I am using few books from Manhattan and for the Verbal section, I am using the OG. I will do whatever I can and see how it goes. This damn test has taken over my life but I am also determined to nail it down no matter what.
I would love to know few real and workable ideas which could help me/us to at least score in mid-600s. I know... I know... prepare, prepare and prepare but as I know and I am sure most of you are also aware, like in anything, there are few things you could do which are very crucial to change the course of any anything.

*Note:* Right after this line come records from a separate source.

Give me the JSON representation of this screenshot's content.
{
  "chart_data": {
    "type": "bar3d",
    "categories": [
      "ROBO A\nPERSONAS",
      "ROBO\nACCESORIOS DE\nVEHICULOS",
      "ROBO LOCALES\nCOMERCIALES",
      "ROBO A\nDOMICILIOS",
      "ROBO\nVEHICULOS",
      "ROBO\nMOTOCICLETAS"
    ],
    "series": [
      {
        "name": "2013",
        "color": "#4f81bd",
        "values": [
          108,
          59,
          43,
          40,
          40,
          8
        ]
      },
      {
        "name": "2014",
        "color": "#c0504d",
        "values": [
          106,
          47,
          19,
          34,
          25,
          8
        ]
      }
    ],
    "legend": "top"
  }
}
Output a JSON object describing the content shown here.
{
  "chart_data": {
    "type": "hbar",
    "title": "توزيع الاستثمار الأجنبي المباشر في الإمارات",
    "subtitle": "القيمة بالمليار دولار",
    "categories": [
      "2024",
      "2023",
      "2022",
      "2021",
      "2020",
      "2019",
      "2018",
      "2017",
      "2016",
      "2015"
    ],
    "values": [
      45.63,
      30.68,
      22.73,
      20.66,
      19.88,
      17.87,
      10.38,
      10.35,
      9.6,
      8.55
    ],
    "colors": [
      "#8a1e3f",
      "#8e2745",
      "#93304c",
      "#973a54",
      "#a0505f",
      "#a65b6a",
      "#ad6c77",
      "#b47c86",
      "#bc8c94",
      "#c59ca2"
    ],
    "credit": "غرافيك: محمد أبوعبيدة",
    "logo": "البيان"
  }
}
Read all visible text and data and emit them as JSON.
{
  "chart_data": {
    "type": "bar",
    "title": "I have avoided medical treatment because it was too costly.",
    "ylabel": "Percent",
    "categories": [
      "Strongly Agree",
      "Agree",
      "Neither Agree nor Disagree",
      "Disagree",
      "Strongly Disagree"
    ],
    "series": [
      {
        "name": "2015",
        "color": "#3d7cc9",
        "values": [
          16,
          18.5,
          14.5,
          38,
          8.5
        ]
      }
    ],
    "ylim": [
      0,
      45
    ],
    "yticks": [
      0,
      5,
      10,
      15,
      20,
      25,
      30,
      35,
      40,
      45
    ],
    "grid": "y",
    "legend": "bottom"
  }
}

Let me agree with Wharton750 and add a little. Let's break this into the two sections:
Verbal:
The OG is the best for Verbal. The thing about a verbal question - particularly Critical Reasoning and Reading Comp - is the editing. A well-edited question is one that has every word in the right place. This is true of the official questions you will see on test day. Unofficial questions are good as well, but I can tell you that having written a few, you always want another chance to edit and the OG 12th questions are perfectly edited. So I would do all of those questions throughout the entire verbal part of the 12th edition.
What the OG does not provide are strategies. For that you need to use other materials. But you were asking about what is closest to test day. For verbal it is the OG.
Quant:
For quant there are two kinds of difficulty. The kind of difficulty that is represented well in the OG 12th is the "Sneaky Difficulty" that the GMAT does so well. On the GMAT seemingly simple questions often have two tricks, one for you to find and think that you are quite smart and then a second trick to get you just as you think you are done. Data Sufficiency questions often have these tricks. The funny thing about this type of "trickery" is that very often those who have missed the question are more confident that they have the right answer than are those who got it right. Now that is a tough question to write!! And OG questions do it best. This is the type of difficulty that often gets the better of students who are really good at "pure math."

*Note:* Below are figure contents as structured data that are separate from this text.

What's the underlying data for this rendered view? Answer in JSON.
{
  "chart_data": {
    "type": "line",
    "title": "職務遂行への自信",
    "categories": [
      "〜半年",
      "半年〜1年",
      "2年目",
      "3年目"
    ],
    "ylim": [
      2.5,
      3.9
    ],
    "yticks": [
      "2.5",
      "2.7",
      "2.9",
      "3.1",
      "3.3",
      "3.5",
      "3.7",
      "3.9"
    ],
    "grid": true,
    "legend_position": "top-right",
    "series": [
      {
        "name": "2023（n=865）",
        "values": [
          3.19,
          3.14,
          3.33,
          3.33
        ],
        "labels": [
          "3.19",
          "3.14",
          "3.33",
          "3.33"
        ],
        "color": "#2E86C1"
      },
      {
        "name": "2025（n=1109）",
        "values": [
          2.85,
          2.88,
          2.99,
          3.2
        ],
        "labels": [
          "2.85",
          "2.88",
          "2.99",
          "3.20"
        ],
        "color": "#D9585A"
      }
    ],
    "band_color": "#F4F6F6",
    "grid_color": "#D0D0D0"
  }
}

The second kind of difficulty is the up-front conceptual difficulty of questions that require more math skills. These types of questions are not represented as well in the OG. So, to get this type of difficulty you would want to go to other sources that train you for these questions.

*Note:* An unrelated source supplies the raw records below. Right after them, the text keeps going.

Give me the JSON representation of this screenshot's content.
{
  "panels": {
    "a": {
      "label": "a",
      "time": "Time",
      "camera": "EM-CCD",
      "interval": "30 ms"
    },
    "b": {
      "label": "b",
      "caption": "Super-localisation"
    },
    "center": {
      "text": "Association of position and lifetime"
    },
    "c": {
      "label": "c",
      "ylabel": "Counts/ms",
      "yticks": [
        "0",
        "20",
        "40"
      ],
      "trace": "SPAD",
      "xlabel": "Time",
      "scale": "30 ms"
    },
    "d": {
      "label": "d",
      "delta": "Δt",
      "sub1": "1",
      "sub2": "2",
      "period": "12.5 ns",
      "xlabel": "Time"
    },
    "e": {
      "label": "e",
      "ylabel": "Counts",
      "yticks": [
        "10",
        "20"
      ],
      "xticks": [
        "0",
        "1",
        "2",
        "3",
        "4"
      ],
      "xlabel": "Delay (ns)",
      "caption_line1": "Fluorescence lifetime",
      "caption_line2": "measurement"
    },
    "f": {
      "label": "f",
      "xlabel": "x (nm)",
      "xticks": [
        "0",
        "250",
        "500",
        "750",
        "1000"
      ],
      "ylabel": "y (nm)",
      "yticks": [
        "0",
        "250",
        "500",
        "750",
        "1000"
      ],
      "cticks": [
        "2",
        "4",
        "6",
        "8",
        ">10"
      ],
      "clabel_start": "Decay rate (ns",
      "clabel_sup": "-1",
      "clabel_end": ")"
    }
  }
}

Remember, two things. First, a Business Week article I read indicated that by the time a question appears on the GMAT, GMAC has spent about $3000 on that question! So these questions are well-edited and do exactly what the test-writers want then to, by the time these questions reach the OG they have been through additional editing and represent retired official questions that GMAC has specially selected.
On the other hand, you should also remember that the OG 12th edition - and all OG volumes are backward looking. They prepare you perfectly for the GMAT of the past, when these questions were part of the test. So they can help you get a great score if you could go back to, say, 2006, but for 2010 you need definitely need the OG and another source (or sources) as well.